Holly was speaking to me for Give Birth like a Feminist, a new podcast I’ve launched about birth as a feminist issue. I would have set it up as part of this substack, but it seemed like it was complicated to have more than one podcast under the same substack umbrella. So, you can find it via Anchor, or on Spotify, Apple, Amazon, and soon (in the next few days), Google podcasts. Do have a listen to how she listened to the story about the female pelvis, and instead of accepting it as fact, saw it instead as containing truth and meaning about the story teller: men. It was a story about how men perceived women and motherhood, and she unpicked it and challenged it for sure.
I’ve finished my first draft of the second chapter of ‘book 4’ now, and am on to chapter 3. I have ranged through so many ideas in the second chapter, and it’s now with the editor, so we will see what she thinks.
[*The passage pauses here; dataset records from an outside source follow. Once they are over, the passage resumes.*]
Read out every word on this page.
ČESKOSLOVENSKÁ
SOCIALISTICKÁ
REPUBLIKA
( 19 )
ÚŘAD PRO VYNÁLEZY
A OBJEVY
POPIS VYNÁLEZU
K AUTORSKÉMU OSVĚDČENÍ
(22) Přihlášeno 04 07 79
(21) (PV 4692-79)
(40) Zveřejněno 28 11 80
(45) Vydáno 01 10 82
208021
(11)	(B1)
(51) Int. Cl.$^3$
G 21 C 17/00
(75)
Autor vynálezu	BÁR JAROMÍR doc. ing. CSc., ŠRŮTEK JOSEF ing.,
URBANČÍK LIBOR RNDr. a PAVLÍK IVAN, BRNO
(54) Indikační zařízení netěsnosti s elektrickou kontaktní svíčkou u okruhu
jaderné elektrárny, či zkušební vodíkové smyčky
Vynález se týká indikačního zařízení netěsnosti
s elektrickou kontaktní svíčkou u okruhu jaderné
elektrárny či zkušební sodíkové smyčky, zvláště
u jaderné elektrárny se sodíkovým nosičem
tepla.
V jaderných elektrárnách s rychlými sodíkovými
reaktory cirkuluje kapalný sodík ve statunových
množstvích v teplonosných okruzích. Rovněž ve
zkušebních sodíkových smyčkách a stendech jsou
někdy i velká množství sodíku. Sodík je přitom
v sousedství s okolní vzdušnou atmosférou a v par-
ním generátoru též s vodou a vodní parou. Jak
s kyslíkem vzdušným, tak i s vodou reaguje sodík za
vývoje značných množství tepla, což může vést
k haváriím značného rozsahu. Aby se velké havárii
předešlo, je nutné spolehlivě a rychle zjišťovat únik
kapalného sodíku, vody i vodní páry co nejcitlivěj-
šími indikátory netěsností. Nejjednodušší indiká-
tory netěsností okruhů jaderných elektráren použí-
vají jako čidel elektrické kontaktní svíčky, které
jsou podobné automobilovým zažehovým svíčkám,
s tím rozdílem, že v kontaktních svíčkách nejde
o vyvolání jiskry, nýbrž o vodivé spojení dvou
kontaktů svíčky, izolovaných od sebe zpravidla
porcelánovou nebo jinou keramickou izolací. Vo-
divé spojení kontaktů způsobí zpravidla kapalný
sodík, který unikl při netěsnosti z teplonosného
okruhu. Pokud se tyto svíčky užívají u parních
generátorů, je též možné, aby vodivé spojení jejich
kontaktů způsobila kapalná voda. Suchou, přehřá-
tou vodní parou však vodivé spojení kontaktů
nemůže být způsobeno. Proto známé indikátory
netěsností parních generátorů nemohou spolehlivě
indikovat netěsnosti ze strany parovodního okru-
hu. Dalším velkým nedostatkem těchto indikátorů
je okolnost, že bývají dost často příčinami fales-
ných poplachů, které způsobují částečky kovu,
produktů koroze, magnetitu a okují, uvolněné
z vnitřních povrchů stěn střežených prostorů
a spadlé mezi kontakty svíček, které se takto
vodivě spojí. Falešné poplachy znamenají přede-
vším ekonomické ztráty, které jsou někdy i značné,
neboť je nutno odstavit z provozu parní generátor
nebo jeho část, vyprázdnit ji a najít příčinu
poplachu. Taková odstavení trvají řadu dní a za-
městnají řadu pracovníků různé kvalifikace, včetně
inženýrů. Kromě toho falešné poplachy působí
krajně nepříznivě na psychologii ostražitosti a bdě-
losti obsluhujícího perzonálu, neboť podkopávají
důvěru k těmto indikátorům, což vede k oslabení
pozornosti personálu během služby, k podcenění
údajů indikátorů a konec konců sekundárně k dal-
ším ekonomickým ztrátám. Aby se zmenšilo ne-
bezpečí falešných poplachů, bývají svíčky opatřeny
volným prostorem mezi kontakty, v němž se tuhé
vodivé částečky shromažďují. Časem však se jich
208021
I feel like I’ve begun to really gallop more enthusiastically with the book now, but she may feel otherwise! In the next chapter, I’m going to be exploring creation, both literally, through human pregnancy, and metaphorically, through both the stories we tell about the female body, and the stories we tell about creation and creative power. Through unpicking and challenging all of these stories, I hope to - paradoxically - get closer to the truth.
I do not have any formal training as you do Milli, in using stories to help others, but as a voracious reader since age 6, have been aware of the power of stories to transform lives. The stories we tell ourselves about who we are can be really powerful and positive. Or not. I have watched others create what they feel is a coherent story to fit the circumstances of their lives and this story, while first appearing to keep them safe, has actually been a story that has prevented them from moving forward in a way that would optimise their lives. So stories can be stunting as well as expansive.
And living up to someone else's story (as grown children sometimes do in relation to their parents), can mean you miss out on creating your own unique story, which is really sad.